CUBA: Cuba ended a diplomatic deadlock with eight European Union nations yesterday in response to proposals by EU officials to stop inviting dissidents to national day receptions in Havana.
Cuban Foreign Minister, Mr Felipe Perez Roque, said Cuba was reopening official contacts with the embassies of France, Britain, Germany, Italy, Austria, Greece, Portugal and Sweden.
EU embassies began inviting political opponents to the diplomatic cocktail parties last year to protest at a crackdown on dissent in March 2003 and other human rights violations in Cuba.
The practice so incensed President Fidel Castro's communist government that it shut its doors to European diplomats, shunned ambassadors and did not return telephone calls.
After Cuba freed 14 of the 75 jailed dissidents, an EU working group on Latin America recommended on December 14th that the policy be dropped in favour of more discrete contacts with the dissidents.
Cuba had already restored contacts with Hungary and Spain, whose Socialist government called for the policy review to end the deadlock, while Belgium avoided the diplomatic freeze by not inviting dissidents to its receptions.
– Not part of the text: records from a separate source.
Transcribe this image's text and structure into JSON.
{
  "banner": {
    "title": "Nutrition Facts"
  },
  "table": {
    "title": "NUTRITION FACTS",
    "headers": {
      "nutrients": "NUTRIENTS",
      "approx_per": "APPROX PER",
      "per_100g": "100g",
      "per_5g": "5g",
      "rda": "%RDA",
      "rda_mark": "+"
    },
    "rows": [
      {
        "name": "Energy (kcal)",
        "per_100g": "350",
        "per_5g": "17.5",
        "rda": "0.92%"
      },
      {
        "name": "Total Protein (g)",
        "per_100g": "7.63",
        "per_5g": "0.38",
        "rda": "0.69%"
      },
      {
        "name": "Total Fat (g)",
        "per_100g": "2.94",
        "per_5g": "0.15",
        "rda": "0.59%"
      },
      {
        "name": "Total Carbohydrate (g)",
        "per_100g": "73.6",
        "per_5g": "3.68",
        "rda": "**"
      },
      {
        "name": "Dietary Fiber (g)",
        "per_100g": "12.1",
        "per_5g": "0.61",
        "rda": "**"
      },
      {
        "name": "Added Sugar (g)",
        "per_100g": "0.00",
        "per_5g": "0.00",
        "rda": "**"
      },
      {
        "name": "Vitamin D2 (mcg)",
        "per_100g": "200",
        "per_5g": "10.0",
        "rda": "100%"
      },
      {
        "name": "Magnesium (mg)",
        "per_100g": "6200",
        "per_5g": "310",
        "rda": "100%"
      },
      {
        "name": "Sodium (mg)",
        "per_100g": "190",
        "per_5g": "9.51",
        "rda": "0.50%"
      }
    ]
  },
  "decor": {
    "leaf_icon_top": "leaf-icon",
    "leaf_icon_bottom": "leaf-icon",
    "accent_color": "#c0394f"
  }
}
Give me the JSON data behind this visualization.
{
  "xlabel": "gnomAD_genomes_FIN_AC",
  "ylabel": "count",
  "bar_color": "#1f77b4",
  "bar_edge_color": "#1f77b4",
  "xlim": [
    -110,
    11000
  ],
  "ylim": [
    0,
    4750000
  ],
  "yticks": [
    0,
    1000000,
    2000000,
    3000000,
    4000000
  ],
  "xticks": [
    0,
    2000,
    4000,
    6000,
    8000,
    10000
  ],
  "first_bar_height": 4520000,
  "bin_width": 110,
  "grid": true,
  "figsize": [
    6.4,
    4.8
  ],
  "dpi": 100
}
Still on Cuba's blacklist are the Netherlands, Poland, the Czech Republic and Slovakia, which have opposed a softening in policy until Cuba releases all political prisoners.
EU foreign ministers are expected to decide later this month whether to scrap or scale down the national day celebrations by not inviting Cuban authorities or dissidents.
The policy change would also restore high-level visits by European officials to Cuba that were halted in June 2003. European diplomats welcomed the announcement as a positive step toward normalising relations between Cuba and the EU.